At the same time, Luis Parra — a former opposition politician who was one of several lawmakers accused last month of accepting government bribes — announced his surprise candidacy against Guaidó on Twitter on Sunday morning. Hours later, his swearing-in was suddenly shown on state television.

Parra is thought to have had the support of at least 40 lawmakers from Maduro’s party and an unknown number of others who the opposition claims have been bribed. But there was no evidence that an actual vote had taken place. The opposition insisted that even if one had happened, any vote would be illegal because there was no quorum of lawmakers in the chamber.

And it was done. Clean, neat, tidy, and tragic.

What’s to be done. Guaido himself appears to be unsure.

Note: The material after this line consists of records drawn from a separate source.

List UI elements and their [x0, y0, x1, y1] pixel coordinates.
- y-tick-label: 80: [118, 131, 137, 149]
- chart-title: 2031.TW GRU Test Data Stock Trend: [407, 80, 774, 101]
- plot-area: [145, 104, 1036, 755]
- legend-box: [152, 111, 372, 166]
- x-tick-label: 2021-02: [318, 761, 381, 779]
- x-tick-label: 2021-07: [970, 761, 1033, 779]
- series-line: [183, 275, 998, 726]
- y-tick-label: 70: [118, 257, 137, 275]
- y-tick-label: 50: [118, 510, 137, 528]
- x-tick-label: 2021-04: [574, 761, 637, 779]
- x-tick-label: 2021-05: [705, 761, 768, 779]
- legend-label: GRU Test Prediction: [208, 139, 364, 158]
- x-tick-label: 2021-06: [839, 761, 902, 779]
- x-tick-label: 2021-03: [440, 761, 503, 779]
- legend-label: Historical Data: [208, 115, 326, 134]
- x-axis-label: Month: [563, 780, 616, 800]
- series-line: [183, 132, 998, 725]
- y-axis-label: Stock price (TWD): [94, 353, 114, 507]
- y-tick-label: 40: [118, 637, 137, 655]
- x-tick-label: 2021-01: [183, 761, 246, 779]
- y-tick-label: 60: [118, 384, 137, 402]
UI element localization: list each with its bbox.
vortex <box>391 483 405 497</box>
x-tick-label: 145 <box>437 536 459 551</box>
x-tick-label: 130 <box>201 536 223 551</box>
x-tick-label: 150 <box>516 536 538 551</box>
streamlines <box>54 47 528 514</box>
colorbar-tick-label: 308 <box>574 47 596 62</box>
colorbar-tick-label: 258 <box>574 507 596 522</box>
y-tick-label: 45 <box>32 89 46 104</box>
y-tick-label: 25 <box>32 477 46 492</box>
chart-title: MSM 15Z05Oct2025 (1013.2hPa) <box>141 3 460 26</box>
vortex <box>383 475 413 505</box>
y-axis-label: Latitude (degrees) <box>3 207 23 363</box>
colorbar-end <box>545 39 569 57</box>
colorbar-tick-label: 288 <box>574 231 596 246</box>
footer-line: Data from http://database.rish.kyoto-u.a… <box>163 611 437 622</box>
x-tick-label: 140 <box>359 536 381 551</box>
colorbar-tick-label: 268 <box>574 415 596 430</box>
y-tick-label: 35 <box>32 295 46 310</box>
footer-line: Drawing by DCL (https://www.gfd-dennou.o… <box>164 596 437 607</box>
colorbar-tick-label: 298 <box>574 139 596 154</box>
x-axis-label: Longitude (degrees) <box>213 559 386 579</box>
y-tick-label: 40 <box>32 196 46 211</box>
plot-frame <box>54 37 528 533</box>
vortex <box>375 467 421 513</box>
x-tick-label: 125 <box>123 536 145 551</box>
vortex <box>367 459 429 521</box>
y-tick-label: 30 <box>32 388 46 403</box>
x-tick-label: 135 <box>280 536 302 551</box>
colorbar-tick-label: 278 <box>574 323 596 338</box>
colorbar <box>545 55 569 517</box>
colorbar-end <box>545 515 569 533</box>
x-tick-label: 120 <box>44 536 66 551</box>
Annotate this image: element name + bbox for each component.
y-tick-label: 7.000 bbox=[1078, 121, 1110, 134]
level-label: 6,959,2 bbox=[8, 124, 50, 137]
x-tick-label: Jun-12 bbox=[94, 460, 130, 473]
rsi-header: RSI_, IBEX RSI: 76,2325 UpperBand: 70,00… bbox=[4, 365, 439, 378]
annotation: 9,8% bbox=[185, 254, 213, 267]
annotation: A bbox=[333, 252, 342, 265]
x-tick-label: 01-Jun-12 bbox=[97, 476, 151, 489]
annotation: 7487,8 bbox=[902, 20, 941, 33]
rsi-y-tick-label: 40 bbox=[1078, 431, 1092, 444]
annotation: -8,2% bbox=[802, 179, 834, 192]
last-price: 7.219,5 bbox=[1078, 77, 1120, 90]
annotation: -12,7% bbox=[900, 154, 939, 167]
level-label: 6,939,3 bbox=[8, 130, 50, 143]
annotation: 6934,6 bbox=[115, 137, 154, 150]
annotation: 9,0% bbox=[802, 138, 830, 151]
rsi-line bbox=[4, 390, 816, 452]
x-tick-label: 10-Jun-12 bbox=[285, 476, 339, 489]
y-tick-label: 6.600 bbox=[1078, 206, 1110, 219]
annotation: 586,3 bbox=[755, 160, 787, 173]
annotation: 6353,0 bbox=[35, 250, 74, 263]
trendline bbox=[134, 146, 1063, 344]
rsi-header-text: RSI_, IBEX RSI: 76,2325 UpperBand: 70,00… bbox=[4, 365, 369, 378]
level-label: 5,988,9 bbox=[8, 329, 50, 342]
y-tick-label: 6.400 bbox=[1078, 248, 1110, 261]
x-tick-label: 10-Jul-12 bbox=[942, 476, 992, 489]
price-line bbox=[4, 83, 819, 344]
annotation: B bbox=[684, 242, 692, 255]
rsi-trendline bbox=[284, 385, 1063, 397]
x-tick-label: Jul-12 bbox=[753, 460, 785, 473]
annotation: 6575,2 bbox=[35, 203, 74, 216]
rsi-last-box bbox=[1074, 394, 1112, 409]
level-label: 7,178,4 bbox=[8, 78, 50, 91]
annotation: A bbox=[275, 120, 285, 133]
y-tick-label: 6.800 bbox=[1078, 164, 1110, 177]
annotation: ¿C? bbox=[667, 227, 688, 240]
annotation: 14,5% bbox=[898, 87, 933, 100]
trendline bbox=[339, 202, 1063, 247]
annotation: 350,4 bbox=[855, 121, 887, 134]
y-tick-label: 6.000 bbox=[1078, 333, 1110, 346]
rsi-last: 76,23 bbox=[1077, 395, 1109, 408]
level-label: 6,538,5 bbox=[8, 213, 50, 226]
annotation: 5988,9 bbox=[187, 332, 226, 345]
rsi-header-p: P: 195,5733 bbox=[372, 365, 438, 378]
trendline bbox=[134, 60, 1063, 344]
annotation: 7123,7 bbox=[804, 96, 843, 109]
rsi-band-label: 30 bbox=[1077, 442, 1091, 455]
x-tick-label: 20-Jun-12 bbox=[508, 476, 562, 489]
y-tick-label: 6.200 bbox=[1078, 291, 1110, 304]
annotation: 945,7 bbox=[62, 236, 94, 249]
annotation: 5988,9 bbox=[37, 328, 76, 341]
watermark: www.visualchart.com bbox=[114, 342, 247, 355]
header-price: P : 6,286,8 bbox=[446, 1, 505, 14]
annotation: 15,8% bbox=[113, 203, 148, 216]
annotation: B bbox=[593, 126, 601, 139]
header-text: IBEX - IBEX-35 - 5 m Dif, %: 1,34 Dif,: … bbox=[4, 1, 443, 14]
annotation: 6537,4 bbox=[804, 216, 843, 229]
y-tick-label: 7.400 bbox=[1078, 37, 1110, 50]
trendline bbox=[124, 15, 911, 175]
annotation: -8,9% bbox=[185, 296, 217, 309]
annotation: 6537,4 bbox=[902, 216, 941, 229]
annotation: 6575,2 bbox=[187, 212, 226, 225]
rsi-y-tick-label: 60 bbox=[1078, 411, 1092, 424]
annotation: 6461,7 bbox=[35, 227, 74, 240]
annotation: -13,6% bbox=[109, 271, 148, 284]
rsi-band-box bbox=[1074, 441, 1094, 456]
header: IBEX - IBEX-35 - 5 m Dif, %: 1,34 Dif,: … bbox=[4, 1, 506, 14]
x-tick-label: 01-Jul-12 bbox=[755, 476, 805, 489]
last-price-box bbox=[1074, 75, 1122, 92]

The government’s action appeared designed to complicate Guaidó’s international recognition and provide some nations that might be considering pulling their support for him additional legal cover to do so. But the move also creates new and major logistical and technical hurdles for an already beleaguered opposition, not least of which being how and where to continue meeting and passing legislation should opposition lawmakers manage to keep holding regular sessions elsewhere in the capital.

Peaceful opposition has gone about as far as it could go. The only way Maduro is going to be replaced is if he’s marched out of the presidential palace at the point of a bayonet — or carried out in a box.

As much as many American lawmakers and policymakers would like to send in the U.S. Army, it would be self-defeating. “Yankee imperialism” would force most South and Central American countries who are currently recognizing Guaido to withdraw their support, leaving the Venezuelan people to fend for themselves. At least with a strong international coalition, Guaido maintains some legitimacy.

Besides, no vital interests of the U.S. are at stake in Venezuela. Eventually, the economy will collapse and Maduro will be assassinated or deposed. The long-suffering people of Venezuela may yet rise up and take back their republic and the long, slow process of recovery will start.